The passage of Isaiah 52:13 – 53:12 is prophetic about the suffering and glory of the Messiah who was to come, who did come. Isaiah's prophecies were completely fulfilled in Jesus.

A few verses before that passage, in Isaiah 52:5, Isaiah wrote:

" 'And now what do I have here?' declares the Lord. 'For my people have been taken away for nothing, and those who rule them mock,' declares the Lord. 'And all day long my name is constantly blasphemed' " (NIV 1984).

Merriam-Webster's Collegiate Dictionary Eleventh Edition defines "blasphemy" as:

  • the act of insulting or showing contempt or lack of reverence for God
  • the act of claiming the attributes of deity

After Jesus was arrested and while he was in their care, the Roman soldiers abused Jesus:

"Then they spit in his face and struck him with their fists. Others slapped him and said, 'Prophesy to us, Christ.
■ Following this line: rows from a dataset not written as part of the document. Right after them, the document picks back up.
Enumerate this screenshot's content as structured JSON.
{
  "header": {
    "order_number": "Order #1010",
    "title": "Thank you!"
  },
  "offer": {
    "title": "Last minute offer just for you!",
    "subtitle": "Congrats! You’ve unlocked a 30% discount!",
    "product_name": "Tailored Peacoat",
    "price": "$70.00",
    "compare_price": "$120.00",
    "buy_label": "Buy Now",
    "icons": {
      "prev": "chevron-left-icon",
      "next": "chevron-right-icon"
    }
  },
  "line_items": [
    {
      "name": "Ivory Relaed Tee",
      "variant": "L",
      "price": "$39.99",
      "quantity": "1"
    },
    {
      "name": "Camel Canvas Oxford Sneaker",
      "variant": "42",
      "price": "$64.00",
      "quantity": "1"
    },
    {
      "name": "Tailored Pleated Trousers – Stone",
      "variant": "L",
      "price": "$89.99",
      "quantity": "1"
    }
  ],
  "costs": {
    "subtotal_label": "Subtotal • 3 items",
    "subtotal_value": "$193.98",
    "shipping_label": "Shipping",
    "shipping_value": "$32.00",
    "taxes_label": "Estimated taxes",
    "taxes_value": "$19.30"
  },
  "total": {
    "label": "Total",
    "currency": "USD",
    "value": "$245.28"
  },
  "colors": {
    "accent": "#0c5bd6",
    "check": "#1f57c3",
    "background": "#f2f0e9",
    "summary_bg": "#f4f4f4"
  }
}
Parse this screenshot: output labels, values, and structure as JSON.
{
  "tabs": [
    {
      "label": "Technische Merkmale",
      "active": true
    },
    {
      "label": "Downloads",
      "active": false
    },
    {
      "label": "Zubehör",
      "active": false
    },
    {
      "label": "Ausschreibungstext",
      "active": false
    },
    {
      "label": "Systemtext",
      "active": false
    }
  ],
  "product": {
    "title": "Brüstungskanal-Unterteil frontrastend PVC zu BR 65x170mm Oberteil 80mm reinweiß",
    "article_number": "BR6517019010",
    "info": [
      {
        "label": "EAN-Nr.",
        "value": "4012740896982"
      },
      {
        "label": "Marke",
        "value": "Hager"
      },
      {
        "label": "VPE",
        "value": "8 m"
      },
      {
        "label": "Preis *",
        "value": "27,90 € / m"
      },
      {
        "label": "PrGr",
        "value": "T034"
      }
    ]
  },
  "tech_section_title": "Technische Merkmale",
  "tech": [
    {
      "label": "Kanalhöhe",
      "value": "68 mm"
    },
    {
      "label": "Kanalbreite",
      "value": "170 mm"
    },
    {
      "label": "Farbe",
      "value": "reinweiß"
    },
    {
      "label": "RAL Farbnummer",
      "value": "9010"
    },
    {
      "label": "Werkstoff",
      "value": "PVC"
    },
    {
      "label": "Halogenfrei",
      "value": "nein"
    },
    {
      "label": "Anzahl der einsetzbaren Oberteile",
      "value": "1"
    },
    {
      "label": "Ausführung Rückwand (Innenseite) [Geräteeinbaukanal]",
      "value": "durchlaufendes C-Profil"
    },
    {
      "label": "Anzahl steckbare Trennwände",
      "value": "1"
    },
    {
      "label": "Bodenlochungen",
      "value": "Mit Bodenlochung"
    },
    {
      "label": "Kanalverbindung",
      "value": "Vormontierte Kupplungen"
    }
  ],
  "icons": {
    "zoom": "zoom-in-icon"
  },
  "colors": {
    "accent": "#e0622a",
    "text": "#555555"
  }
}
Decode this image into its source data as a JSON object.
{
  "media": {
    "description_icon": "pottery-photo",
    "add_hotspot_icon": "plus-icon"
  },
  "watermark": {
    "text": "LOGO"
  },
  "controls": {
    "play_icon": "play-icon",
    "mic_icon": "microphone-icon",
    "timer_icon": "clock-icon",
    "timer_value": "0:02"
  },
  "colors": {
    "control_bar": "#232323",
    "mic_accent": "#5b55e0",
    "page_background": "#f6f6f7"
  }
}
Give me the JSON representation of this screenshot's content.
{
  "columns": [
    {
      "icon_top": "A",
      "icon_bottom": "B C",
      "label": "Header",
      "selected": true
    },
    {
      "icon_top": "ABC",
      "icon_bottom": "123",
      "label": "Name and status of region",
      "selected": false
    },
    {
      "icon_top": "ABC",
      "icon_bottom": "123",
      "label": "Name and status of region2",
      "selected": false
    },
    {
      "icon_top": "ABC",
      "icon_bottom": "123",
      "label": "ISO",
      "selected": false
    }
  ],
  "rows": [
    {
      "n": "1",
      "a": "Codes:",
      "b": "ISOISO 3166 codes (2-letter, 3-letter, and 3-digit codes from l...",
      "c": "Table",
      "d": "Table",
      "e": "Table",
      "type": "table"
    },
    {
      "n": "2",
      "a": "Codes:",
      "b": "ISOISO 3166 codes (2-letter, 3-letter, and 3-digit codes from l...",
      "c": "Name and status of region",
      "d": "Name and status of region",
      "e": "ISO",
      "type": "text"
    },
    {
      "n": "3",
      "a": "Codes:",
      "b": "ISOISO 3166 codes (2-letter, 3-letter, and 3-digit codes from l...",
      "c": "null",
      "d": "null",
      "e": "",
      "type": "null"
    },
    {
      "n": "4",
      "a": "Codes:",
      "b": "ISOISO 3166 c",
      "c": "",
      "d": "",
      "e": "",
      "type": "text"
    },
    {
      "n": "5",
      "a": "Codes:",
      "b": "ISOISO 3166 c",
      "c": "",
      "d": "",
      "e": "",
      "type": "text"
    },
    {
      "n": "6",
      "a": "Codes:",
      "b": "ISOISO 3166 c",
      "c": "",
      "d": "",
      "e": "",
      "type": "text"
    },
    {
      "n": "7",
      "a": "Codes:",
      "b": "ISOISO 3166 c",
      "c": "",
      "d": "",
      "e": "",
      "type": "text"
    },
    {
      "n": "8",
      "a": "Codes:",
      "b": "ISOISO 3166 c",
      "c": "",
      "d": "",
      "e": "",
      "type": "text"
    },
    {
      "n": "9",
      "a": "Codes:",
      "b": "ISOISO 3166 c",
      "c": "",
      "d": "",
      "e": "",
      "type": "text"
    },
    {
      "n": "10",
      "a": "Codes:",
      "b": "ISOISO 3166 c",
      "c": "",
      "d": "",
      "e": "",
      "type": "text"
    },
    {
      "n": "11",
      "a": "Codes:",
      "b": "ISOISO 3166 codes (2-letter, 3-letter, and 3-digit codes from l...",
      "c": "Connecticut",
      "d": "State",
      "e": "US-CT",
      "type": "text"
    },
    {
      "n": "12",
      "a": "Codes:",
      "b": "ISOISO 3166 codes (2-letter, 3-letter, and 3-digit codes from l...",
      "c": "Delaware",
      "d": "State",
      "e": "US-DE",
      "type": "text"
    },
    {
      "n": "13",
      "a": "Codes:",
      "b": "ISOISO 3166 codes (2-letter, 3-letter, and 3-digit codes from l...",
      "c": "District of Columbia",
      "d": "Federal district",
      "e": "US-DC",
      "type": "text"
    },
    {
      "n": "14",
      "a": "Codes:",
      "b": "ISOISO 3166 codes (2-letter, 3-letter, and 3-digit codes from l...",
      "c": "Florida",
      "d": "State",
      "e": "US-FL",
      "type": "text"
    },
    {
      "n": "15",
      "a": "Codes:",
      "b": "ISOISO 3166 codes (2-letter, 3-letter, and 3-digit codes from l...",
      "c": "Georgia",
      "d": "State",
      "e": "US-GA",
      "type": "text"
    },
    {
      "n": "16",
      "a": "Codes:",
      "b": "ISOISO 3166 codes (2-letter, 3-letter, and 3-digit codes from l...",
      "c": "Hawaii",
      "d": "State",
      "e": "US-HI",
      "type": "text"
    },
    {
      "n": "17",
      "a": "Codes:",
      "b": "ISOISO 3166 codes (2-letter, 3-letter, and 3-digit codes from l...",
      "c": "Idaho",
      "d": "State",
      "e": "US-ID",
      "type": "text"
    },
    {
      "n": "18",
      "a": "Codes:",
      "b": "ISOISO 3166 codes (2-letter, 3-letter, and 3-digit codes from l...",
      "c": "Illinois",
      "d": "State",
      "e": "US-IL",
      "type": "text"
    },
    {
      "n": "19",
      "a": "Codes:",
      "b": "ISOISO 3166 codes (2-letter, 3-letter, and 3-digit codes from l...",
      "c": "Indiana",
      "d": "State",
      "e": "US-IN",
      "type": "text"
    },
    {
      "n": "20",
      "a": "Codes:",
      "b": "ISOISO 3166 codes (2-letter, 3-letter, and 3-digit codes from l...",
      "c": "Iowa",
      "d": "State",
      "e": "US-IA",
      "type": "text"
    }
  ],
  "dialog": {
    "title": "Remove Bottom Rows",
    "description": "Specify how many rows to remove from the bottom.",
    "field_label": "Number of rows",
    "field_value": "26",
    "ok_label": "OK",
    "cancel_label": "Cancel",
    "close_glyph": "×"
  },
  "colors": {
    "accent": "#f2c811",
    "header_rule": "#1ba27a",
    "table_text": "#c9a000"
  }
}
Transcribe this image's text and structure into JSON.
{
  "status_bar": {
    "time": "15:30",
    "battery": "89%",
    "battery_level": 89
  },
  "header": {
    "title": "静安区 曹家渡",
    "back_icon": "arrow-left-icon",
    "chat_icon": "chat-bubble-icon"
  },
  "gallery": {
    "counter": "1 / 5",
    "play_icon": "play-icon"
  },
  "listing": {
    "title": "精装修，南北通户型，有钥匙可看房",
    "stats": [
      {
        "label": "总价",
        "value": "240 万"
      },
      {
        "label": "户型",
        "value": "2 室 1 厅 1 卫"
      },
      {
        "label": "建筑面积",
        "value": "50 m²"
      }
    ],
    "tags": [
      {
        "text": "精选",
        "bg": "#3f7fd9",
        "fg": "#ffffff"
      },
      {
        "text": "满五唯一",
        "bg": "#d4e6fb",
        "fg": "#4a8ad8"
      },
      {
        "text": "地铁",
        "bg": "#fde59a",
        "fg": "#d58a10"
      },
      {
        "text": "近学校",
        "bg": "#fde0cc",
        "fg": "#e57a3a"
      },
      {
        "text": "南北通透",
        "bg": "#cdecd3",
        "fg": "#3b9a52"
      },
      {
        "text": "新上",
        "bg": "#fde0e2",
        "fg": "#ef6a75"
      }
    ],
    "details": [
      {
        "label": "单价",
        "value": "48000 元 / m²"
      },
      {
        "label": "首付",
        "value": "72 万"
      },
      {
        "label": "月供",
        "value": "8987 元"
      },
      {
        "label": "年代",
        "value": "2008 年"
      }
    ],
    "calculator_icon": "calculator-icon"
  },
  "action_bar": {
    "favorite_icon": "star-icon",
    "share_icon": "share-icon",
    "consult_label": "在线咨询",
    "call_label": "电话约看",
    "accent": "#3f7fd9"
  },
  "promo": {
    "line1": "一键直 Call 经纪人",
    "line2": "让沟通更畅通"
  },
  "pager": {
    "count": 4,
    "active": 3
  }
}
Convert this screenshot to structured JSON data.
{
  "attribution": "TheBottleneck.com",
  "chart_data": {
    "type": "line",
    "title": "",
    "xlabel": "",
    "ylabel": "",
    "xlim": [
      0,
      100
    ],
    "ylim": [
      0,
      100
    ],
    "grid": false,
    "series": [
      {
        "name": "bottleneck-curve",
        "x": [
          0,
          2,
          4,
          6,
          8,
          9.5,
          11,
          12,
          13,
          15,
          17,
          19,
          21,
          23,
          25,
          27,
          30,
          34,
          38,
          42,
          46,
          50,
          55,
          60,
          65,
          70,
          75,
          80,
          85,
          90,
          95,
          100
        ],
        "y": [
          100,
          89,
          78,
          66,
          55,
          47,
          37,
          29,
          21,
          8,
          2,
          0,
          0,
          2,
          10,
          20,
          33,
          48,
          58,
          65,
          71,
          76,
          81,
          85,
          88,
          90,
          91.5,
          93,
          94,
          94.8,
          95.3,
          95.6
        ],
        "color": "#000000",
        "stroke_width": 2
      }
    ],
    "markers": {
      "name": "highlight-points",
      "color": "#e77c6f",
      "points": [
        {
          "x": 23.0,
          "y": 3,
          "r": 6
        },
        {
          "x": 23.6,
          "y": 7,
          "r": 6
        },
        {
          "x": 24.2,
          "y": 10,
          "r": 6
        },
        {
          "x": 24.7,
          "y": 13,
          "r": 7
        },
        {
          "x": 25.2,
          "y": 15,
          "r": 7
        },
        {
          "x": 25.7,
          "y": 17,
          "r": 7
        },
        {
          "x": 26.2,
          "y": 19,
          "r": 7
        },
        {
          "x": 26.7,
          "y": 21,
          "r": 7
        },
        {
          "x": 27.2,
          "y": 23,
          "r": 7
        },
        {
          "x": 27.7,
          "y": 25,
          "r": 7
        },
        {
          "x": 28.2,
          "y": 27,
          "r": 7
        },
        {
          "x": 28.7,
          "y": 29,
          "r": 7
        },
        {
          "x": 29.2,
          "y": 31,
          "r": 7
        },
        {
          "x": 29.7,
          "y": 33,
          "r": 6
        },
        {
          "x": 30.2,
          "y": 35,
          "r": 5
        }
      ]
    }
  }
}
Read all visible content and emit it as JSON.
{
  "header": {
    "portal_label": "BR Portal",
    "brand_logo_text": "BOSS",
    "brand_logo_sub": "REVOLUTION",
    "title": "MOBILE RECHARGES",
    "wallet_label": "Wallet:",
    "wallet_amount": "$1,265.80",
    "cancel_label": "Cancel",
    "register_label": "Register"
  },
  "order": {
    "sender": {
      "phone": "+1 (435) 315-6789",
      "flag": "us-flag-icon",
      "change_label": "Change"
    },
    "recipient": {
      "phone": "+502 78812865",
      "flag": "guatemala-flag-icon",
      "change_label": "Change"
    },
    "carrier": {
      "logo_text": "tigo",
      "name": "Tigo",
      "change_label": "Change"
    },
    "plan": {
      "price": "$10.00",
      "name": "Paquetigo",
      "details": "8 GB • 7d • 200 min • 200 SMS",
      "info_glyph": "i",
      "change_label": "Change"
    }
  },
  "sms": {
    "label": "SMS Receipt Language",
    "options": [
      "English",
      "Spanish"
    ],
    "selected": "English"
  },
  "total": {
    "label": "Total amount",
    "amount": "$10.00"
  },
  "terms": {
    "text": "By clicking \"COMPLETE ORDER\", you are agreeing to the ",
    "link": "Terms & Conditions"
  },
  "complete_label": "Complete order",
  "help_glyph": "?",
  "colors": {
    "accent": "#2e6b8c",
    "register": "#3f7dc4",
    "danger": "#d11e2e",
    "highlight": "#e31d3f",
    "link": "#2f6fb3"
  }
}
Who hit you?' " (Matthew 26:67-68).

Imagine the contempt, the irreverence for God.

Jesus was living prophecy. He was living out and fulfilling multiple prophecies right before their very eyes, but they were either blind to it or willfully ignorant of it. (Tweet that!) “Willfully ignorant” because the information to know God, and to know Jesus and Who he was, was available to them—even the Romans—just as it is available to all people today.

As for Jesus, yes he claimed to be God. It's not blasphemy if it's true. (Tweet that!)